Petru nawołuje do rewolucji. Wildstein: To skrajna nieodpowiedzialność. On zupełnie nie dorósł do polityki
Z jednej strony jest to skrajna nieodpowiedzialność, politycy tacy jak Ryszard Petru takimi wypowiedziami powinni skreślać się ze sceny politycznej - powinni być traktowani jako osoby, które zupełnie nie dorastają do polityki. Z drugiej strony są to tylko deklaracje ich pragnień, które nie mają nic wspólnego z rzeczywistością – powiedział w rozmowie z Fronda.pl Bronisław Wildstein. W ten sposób publicysta odniósł się do dzisiejszych słów lidera .Nowoczesnej, który stwierdził, że do obalenia rządów PiS potrzebna może być rewolucja.
– Być może będzie potrzebna w pozytywnym tego słowa znaczeniu rewolucja, żeby obalić rządy "dobrej zmiany", które nas prowadzą do katastrofy – powiedział na antenie TVN24 lider .Nowoczesnej Ryszard Petru. Do słów polityka odniósł się w rozmowie z portalem Fronda.pl Bronisław Wildstein.
– W Polsce nie szykuje się żadna rewolucja. Paradoks polega na tym, że ci, którzy opowiadają o potrzebie rewolucji to są obrońcy status quo, czyli oligarchii III RP - to znaczy rządów nielicznych w swoim interesie. III RP jest to oligarchia z procedurami demokratycznymi, które pozwalają odsuwać od władzy ten establishment. Oczywiście jest to bardzo trudne, ale w zeszłorocznych wyborach właśnie do tego doszło – mówił publicysta.

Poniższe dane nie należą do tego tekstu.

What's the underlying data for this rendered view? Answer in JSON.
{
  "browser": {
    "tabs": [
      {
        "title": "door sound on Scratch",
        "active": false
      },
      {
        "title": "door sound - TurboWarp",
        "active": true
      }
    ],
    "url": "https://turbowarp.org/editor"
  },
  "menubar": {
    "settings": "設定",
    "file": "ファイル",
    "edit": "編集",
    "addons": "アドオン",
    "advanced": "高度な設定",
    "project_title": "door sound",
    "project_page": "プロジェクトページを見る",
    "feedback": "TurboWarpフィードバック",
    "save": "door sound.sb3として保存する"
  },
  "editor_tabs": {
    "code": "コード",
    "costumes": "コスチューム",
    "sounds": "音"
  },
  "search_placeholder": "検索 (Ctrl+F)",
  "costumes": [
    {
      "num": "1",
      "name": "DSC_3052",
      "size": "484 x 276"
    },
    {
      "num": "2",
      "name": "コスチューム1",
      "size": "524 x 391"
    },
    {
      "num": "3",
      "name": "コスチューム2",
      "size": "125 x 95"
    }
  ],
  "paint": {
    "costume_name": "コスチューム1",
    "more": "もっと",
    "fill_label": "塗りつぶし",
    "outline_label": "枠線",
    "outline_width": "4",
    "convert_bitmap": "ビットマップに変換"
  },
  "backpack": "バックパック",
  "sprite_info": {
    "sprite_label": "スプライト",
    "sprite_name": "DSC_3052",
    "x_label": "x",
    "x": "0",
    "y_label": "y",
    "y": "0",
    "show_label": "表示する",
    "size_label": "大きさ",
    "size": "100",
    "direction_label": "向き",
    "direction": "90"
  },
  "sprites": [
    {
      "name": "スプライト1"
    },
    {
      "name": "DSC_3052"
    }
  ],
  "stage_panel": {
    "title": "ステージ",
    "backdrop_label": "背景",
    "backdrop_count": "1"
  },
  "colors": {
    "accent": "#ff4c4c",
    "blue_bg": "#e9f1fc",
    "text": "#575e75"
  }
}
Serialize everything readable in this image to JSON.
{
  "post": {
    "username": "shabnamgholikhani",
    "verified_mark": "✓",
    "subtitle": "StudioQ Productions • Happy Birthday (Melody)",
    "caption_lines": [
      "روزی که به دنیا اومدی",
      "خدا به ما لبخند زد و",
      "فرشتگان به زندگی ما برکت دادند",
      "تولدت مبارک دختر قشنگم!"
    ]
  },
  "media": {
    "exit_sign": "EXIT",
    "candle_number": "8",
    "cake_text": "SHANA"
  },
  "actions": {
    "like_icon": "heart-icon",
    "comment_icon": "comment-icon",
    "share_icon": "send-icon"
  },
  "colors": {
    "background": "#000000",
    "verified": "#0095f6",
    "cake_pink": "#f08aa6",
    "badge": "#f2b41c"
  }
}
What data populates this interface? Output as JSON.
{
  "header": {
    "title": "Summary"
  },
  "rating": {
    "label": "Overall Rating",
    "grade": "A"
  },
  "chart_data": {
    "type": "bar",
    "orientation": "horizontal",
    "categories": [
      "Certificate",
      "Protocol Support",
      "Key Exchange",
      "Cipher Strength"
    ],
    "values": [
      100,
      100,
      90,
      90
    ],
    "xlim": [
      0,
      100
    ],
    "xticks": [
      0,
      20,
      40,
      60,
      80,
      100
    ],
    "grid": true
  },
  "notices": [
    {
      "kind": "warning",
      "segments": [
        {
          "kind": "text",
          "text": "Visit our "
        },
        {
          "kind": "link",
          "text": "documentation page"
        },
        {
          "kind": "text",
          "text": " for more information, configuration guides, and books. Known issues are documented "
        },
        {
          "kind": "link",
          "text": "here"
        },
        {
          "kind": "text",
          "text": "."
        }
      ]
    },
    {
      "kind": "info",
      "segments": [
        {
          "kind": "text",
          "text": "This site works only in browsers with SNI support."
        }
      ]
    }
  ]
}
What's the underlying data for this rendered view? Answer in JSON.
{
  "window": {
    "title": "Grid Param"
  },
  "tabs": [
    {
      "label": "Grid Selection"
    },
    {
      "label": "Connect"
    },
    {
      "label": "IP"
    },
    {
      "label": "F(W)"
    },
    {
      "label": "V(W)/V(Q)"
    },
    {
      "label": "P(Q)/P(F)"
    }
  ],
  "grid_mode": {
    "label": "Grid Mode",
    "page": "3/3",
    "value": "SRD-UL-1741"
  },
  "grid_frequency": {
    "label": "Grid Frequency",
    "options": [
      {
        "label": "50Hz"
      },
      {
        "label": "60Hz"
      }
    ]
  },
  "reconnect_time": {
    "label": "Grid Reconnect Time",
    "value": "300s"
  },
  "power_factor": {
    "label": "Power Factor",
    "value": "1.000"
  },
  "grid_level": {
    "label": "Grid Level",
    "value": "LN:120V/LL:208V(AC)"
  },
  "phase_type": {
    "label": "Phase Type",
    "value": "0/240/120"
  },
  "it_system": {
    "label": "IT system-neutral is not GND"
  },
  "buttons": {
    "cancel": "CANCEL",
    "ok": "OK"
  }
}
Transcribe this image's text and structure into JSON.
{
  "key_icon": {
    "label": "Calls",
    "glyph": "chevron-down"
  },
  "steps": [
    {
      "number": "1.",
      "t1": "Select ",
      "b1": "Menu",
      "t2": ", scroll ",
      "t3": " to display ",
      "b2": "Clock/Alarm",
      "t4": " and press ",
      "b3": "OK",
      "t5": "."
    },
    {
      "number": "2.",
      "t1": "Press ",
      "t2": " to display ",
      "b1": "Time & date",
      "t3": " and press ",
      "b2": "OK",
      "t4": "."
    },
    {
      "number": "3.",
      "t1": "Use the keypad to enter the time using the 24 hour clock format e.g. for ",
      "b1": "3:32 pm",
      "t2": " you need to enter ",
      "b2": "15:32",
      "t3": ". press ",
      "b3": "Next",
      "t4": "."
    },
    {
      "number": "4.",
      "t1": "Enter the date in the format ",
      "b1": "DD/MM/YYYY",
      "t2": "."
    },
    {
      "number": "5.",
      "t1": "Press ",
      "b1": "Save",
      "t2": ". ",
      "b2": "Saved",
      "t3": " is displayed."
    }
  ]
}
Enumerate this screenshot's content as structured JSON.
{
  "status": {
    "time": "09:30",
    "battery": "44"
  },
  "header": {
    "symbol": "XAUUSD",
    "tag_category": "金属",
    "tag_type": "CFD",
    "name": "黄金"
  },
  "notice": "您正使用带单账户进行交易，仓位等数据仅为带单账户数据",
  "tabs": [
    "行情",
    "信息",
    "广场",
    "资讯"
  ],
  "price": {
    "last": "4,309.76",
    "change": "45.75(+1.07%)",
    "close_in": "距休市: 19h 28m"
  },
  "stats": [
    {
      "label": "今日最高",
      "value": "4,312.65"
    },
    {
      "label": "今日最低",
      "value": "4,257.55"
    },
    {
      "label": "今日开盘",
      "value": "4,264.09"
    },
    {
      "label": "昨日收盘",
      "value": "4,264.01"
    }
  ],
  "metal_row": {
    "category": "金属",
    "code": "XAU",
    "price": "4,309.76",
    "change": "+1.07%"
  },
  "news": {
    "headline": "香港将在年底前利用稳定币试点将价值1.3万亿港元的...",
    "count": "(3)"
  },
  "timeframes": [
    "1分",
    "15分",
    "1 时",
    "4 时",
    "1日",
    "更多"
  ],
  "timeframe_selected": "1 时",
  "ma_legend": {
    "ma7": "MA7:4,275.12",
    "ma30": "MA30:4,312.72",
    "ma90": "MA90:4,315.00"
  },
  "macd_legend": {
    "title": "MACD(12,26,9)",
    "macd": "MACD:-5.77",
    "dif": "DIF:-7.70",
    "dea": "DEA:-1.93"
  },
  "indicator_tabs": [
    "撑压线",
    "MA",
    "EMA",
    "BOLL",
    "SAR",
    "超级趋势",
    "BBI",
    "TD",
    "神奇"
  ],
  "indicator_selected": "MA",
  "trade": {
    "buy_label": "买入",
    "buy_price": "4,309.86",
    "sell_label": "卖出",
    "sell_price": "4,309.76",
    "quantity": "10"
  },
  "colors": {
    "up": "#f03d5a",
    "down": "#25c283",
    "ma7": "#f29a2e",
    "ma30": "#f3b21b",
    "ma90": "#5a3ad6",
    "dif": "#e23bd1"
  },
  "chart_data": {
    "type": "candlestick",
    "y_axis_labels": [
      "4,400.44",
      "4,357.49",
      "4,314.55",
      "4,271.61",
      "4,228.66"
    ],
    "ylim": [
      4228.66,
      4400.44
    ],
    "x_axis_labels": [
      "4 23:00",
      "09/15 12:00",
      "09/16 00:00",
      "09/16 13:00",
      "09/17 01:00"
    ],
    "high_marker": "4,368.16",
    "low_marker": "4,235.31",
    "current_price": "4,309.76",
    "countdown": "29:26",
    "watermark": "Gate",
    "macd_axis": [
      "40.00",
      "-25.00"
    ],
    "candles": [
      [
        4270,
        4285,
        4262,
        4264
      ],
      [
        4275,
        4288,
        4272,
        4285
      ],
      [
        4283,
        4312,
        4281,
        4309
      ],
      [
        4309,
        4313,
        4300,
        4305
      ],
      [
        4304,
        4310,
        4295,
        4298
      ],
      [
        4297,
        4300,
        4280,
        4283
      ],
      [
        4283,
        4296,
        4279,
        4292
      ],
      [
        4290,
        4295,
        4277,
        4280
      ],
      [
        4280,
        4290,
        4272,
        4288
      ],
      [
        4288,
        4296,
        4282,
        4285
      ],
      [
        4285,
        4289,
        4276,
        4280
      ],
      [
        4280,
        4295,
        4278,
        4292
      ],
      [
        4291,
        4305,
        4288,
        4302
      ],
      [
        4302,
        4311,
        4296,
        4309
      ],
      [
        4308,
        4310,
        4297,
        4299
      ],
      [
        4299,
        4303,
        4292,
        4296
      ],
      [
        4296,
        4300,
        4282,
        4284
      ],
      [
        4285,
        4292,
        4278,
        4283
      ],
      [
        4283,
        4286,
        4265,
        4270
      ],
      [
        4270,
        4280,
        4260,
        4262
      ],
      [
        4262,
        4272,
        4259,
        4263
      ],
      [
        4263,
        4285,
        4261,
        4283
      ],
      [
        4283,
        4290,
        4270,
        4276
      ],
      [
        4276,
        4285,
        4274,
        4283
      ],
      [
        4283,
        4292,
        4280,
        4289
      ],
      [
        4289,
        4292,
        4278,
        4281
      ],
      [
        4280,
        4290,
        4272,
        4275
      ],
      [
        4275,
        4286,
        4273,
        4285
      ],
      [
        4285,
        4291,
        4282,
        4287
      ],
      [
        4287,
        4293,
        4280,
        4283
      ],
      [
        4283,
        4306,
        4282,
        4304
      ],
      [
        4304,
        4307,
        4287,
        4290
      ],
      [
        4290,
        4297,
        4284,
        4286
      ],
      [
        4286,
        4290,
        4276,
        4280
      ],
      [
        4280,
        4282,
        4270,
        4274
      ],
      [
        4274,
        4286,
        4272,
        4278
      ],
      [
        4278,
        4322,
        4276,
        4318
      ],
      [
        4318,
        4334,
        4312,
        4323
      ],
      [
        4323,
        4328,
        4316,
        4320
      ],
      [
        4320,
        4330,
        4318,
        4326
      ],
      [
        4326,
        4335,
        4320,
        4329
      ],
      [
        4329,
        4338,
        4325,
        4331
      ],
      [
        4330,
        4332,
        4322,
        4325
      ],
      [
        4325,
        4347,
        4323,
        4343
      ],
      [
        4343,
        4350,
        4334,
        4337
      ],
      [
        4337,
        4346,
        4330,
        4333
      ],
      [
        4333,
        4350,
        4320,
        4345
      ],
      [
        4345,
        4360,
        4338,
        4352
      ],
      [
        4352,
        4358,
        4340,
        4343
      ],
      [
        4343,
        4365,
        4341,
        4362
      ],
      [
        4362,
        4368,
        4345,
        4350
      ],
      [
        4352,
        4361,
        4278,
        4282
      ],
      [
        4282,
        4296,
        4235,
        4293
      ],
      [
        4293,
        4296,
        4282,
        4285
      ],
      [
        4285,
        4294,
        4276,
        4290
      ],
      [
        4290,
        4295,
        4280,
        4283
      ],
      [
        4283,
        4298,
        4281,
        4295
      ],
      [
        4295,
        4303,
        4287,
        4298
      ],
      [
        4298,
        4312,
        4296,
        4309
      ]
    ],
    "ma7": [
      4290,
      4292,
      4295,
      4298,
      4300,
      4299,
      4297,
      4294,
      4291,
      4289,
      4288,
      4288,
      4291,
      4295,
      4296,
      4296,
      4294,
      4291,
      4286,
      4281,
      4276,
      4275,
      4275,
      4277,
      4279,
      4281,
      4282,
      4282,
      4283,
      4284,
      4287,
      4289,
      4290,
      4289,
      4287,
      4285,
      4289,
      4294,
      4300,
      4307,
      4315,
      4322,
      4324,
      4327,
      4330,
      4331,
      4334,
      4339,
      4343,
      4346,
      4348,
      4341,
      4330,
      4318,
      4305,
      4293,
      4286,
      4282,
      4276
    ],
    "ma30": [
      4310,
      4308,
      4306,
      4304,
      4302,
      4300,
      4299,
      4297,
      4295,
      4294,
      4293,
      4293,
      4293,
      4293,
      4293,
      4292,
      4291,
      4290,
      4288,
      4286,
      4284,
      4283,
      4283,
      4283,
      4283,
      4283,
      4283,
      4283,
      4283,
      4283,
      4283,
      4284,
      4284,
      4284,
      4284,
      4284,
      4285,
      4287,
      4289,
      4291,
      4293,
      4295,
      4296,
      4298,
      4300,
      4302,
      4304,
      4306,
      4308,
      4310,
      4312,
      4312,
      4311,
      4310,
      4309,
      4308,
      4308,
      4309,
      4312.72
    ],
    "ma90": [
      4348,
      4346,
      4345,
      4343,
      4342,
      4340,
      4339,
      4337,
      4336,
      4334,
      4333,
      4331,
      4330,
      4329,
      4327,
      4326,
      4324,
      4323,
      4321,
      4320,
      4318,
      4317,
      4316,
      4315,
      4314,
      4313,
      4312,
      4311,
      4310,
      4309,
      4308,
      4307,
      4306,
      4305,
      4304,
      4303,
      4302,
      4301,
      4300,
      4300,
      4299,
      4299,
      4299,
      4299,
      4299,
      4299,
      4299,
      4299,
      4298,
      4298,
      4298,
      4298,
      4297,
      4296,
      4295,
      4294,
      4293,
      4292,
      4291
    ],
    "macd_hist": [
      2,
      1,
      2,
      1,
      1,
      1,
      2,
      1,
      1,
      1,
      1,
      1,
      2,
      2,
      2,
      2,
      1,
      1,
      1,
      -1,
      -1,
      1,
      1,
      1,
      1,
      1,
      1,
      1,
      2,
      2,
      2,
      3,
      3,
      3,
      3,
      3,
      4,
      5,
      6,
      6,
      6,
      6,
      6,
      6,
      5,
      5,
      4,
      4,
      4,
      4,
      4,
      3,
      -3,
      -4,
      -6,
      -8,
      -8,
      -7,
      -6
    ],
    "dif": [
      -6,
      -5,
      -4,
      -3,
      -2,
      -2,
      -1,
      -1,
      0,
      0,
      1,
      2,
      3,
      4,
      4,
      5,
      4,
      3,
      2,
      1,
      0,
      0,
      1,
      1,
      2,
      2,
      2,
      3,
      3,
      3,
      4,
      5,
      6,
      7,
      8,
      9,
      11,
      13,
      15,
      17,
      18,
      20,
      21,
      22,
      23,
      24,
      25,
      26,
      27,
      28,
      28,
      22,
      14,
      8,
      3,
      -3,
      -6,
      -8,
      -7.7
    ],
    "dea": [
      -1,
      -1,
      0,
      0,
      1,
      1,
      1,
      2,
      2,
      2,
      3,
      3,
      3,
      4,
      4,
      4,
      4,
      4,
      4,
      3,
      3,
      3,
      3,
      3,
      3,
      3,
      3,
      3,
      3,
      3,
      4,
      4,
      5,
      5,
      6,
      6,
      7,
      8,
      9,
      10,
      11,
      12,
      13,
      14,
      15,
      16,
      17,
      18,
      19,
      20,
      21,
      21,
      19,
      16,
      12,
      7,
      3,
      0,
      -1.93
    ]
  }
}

W ocenie dziennikarza nie należy przeceniać deklaracji tych środowisk. – Oni próbują destabilizować sytuację polityczną. Działanie Komitetu Obrony Demokracji, które jest tego zaprzeczeniem, ponieważ tak naprawdę jest komitetem do walki z demokracją, czy wezwania, by obalać demokratyczny rząd, są przykładem skrajnej nieodpowiedzialności – ocenił.
Wildstein bardzo krytycznie odniósł się do postawy Ryszarda Petru. – Z jednej strony jest to skrajna nieodpowiedzialność, politycy tacy jak Ryszard Petru takimi wypowiedziami powinni skreślać się ze sceny politycznej - powinni być traktowani jako osoby, które zupełnie nie dorastają do polityki. Z drugiej strony są to tylko deklaracje ich pragnień, które nie mają nic wspólnego z rzeczywistością – przekonywał.
Zapytany, czy jest szansa, że retoryka, która narzuca dziś opozycja spotka się z odzewem społeczeństwa, Wildstein podkreślił, że im zależy, żeby takie wypowiedzi zostały wzięte na poważnie. – Generalnie chodzi im o to, aby wywołać atmosferę niestabilności, chaosu, czego nikt nie lubi, zwłaszcza Polacy – tłumaczył. Jak wskazywał, chodzi o stworzenie aury niesprzyjającej rządzeniu. – To bardzo charakterystyczne, zwłaszcza kiedy popatrzymy na lata 2005 - 2007; ówczesne rządy PiS-u w nieszczęśliwej koalicji Samoobrona - LPR. Sytuacja w Polsce była wówczas stabilna, nie było żadnych specjalnych protestów, była dobra koniunktura, a udało się stworzyć wizerunek tego czasu jako stanu skrajnego napięcia i nieporządków. To było skuteczne. Polacy właśnie tak postrzegają ten okres, ponieważ w ten sposób był przedstawiany w mediach przez osiem lat. Jest to próba powtórzenia tego manewru – stwierdził.